ほぼすべての部品を3Dプリンターでつくった半自動小銃の動画が公開された。米国の銃規制法では、認可がなくても自由に銃を製造できるが、販売や譲渡を目的とする場合、連邦政府の免許が必要となる。

1月31日(米国時間)、ウエストヴァージニア州の「ダーウッド」と名乗る大工が、自作の「シャティー(Shuty)MP1」の動画を公開した。

「3Dプリンターで自作した半自動小銃の威力(動画あり)」の写真・リンク付きの記事はこちら

口径9ミリの半自動式の小銃で、ほぼすべてが安価なPLAプラスチックを3Dプリントしてつくられている。金属が使われているのは鋼鉄の銃身とバネのみだ。

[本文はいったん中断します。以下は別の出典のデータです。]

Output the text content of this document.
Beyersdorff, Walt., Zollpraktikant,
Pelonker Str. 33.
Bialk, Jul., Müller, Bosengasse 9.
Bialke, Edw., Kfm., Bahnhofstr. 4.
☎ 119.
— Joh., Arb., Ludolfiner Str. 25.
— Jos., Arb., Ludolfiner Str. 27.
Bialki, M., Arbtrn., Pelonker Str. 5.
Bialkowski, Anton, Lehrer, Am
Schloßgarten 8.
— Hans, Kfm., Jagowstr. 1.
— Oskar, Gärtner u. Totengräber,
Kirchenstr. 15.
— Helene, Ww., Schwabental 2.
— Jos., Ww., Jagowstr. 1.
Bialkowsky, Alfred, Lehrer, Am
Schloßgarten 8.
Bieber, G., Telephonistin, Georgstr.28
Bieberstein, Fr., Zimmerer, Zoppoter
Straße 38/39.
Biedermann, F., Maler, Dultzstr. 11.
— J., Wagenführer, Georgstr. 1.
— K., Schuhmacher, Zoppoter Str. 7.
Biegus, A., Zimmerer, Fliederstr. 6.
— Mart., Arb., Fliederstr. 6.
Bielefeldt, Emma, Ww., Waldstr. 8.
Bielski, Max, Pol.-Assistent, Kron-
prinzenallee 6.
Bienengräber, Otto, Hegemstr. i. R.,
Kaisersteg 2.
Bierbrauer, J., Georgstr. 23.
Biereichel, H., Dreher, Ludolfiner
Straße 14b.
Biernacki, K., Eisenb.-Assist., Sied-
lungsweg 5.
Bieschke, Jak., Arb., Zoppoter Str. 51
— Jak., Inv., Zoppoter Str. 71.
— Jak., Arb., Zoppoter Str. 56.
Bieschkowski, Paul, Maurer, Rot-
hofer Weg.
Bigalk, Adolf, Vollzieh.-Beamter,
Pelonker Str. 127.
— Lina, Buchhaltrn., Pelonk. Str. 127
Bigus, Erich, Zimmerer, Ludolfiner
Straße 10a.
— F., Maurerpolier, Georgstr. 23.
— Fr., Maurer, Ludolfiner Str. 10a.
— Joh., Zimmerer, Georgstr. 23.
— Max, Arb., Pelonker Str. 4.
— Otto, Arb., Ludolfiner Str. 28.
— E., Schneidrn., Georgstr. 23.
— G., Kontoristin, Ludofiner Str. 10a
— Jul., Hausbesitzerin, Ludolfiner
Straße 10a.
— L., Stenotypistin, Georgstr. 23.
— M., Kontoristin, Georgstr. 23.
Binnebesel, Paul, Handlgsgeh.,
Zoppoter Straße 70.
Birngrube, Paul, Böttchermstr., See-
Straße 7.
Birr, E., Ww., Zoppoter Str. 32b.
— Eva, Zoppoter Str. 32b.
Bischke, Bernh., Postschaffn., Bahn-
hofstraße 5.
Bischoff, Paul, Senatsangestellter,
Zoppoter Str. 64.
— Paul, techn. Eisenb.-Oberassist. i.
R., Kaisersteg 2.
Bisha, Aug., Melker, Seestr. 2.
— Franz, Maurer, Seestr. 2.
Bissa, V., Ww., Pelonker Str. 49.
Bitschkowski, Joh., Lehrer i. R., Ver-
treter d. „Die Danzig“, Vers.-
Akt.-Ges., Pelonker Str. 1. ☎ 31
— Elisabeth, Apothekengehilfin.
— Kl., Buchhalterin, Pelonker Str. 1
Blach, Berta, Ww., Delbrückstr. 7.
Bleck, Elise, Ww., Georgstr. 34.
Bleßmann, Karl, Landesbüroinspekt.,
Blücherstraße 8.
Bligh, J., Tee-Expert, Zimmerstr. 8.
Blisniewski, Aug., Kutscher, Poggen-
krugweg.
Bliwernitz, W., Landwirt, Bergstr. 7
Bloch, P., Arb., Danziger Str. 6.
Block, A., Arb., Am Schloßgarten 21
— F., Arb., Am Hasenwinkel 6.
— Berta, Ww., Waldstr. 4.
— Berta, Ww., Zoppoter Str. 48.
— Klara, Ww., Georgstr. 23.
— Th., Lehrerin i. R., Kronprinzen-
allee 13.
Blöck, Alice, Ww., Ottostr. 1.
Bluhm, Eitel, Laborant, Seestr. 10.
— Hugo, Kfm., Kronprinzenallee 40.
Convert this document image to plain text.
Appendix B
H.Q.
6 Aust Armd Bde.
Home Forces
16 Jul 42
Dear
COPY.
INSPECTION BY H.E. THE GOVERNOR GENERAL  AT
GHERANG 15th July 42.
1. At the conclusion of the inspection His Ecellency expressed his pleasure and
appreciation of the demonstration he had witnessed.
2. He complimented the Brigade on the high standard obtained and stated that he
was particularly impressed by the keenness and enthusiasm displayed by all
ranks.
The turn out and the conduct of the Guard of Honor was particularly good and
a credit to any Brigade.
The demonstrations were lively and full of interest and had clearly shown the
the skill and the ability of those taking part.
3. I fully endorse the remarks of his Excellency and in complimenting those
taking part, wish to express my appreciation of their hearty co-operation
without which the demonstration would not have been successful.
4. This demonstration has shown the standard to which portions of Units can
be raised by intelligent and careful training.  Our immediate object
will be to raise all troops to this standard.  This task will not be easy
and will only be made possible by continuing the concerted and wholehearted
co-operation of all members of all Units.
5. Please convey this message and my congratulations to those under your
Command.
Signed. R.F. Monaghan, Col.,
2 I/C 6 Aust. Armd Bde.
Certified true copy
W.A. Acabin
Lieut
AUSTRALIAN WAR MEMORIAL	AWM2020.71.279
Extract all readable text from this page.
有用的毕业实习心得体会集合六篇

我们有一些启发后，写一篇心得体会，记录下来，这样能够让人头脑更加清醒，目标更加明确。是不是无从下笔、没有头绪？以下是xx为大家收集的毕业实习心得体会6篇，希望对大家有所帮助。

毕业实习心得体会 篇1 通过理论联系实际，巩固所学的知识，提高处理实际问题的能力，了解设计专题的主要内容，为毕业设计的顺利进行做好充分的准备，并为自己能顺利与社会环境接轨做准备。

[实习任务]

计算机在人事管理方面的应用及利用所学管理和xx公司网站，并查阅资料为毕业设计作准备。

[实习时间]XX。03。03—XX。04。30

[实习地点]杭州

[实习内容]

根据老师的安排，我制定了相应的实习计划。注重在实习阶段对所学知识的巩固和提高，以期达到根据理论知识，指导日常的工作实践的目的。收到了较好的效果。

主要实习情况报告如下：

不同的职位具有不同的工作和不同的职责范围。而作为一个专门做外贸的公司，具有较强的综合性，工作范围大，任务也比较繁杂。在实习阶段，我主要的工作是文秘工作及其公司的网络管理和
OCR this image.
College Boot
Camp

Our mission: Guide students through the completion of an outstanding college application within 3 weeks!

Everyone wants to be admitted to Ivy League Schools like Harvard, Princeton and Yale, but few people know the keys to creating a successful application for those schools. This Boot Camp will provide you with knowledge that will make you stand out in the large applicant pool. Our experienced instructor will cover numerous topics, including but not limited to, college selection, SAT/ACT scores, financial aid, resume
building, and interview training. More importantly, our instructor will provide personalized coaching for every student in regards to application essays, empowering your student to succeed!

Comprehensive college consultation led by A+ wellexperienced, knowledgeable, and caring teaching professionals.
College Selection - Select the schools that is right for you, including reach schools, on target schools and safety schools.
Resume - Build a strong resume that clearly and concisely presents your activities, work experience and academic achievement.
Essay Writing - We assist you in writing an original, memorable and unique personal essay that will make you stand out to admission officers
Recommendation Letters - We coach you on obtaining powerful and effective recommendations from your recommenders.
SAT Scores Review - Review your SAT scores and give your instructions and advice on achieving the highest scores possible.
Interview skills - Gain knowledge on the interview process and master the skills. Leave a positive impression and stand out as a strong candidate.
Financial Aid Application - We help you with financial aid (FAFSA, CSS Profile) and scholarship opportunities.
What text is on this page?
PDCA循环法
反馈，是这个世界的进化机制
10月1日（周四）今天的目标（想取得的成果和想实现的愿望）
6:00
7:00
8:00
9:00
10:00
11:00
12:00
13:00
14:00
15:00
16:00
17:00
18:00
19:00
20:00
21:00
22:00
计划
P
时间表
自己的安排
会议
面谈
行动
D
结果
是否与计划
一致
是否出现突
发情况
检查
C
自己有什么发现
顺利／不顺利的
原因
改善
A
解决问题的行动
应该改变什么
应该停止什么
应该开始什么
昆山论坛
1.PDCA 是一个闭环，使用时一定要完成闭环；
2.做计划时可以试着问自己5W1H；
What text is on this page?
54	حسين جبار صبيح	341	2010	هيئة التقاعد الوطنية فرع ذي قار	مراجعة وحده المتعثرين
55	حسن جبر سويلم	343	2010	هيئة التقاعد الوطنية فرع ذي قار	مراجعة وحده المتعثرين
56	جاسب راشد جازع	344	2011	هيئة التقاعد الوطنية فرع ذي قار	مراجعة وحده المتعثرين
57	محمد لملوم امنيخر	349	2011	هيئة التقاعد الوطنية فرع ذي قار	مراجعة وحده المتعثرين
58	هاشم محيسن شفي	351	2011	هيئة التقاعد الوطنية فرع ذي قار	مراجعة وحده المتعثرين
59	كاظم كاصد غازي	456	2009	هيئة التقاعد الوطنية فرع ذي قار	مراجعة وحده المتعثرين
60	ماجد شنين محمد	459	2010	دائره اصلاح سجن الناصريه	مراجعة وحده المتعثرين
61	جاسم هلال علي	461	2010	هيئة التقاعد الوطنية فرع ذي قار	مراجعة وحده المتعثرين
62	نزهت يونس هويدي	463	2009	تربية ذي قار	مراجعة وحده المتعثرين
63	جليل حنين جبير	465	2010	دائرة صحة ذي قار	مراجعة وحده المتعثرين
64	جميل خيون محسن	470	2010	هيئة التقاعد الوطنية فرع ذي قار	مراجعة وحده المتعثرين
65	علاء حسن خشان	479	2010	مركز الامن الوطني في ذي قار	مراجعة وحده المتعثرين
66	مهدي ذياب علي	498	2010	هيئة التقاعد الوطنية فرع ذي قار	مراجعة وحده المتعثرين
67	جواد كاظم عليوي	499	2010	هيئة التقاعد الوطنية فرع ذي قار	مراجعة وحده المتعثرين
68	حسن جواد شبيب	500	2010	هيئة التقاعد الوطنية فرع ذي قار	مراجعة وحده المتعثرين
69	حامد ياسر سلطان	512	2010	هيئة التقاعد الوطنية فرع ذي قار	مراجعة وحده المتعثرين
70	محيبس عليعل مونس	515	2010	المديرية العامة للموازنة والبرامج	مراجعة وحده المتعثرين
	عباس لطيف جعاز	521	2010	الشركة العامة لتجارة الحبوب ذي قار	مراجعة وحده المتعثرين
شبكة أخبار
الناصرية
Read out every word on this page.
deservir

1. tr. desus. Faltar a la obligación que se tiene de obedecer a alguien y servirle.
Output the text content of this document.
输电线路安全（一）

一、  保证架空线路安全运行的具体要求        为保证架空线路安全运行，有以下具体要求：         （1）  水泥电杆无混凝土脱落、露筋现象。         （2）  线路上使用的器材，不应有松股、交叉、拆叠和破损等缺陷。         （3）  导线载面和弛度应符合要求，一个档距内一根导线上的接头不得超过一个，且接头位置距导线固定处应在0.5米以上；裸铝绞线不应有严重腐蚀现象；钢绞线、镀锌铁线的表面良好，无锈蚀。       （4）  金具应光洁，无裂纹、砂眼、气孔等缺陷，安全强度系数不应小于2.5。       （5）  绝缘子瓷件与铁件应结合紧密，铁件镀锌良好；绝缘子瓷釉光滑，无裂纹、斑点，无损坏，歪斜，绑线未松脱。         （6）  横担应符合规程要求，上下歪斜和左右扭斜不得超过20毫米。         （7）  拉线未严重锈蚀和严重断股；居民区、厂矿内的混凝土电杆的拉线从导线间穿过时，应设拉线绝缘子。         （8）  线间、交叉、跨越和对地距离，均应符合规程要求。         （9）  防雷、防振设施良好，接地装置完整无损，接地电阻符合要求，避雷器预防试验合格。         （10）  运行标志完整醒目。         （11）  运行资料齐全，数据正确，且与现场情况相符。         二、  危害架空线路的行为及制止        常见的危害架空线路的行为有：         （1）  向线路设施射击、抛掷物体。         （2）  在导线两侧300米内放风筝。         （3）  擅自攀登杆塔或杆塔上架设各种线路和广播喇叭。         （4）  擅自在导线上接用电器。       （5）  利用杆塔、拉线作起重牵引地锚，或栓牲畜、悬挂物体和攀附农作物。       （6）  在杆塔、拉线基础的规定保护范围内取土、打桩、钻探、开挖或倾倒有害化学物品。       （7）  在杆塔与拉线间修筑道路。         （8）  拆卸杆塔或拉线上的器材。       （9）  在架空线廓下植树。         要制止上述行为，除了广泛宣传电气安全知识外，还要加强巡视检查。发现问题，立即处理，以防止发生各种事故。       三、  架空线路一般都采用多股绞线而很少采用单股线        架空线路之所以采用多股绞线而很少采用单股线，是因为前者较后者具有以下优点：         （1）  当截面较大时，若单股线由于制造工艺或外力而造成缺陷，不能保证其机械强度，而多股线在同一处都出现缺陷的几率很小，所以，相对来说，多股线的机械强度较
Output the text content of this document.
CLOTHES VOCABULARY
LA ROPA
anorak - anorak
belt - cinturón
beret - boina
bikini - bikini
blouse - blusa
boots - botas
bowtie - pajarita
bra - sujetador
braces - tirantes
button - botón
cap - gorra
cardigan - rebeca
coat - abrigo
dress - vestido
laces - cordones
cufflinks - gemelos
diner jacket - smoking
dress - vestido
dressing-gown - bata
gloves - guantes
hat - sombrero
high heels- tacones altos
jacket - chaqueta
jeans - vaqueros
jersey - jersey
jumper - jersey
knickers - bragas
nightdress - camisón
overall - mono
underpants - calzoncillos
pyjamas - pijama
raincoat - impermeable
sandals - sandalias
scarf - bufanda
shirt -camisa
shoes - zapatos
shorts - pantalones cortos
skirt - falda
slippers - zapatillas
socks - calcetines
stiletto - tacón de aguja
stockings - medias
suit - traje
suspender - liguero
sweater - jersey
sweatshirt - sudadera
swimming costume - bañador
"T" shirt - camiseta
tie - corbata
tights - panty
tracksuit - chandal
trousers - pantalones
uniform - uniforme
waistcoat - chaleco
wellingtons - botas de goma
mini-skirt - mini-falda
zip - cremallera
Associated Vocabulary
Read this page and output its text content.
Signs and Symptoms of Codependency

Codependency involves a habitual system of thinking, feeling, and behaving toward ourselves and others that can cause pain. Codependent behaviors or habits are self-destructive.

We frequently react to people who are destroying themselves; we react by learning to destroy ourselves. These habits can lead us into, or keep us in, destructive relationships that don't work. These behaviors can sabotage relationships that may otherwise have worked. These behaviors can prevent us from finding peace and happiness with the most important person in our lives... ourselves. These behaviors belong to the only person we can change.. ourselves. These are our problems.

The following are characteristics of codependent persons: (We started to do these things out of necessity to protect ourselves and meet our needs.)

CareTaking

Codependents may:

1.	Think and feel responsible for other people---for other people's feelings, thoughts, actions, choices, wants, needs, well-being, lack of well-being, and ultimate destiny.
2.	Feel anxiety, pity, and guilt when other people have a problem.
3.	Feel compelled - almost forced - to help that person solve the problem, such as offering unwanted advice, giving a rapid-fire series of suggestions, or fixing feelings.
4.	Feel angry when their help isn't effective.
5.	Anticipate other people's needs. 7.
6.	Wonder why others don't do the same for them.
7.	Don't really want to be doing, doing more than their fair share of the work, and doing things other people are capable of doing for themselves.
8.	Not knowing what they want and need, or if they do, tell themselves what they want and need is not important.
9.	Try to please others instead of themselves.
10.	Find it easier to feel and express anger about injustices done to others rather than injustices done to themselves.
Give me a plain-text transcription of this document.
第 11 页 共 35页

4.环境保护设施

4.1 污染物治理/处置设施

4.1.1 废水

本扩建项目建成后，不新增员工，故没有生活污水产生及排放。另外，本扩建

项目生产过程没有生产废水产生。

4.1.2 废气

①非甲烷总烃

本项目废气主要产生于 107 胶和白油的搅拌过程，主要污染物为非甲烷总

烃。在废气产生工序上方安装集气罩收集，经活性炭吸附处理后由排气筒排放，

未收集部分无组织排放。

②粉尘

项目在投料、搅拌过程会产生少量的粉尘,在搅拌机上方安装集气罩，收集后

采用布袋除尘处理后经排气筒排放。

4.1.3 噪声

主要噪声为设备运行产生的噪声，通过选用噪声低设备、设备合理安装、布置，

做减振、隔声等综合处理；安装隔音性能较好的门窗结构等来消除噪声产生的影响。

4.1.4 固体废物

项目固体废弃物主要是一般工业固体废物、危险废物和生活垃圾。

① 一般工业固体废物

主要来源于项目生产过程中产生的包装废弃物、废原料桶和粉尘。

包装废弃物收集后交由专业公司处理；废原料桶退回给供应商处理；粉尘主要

この銃は、3Dプリンターでつくる銃の進化を物語っている。米国の非営利団体「Defense Distributed」は2013年、世界初のシンプルな3Dプリンター製の拳銃リベレーターや、「AR-15」(M16自動小銃)の部品「ロアレシーヴァー(下部フレーム)」を3Dプリンティングで作成したモデルを発表した。それから3年足らずの間に、3Dプリントの銃は急激な進化を遂げている。

シャティーMP1のロアレシーヴァーはAR-15がベースになっているようだが、アッパーレシーヴァーはAR-15よりはるかに小さい。

ダーウッドはFOSSCADというグループの一員だ。FOSSCADは「オープンソースのCAD、3Dプリント、素晴らしいもの、そして銃のデータを愛する」人々の集まりだという。ただし、ダーウッドはCADファイルを公開しておらず、今のところ、シャティーMP1を自由に複製することはできない。

1968年に制定された米国の銃規制法(PDFファイル)では、認可がなくても自由に銃を製造できることになっている。ただし、販売や譲渡を目的とする場合、連邦政府の免許が必要となる。

ダーウッドは本サイトの取材に応え、「この銃の製作を開始したのは1年ほど前。まだ完成していません」と説明した。1月24日には、組み立ての一部始終を紹介する動画も公開している(文末に掲載)。

ダーウッドはWIRED USの取材に対し、シャティーMP1は完璧ではないと答えている。冷却せずに使い続けると、18発目ころから、銃身を覆うプラスチックが溶け始めるようだ。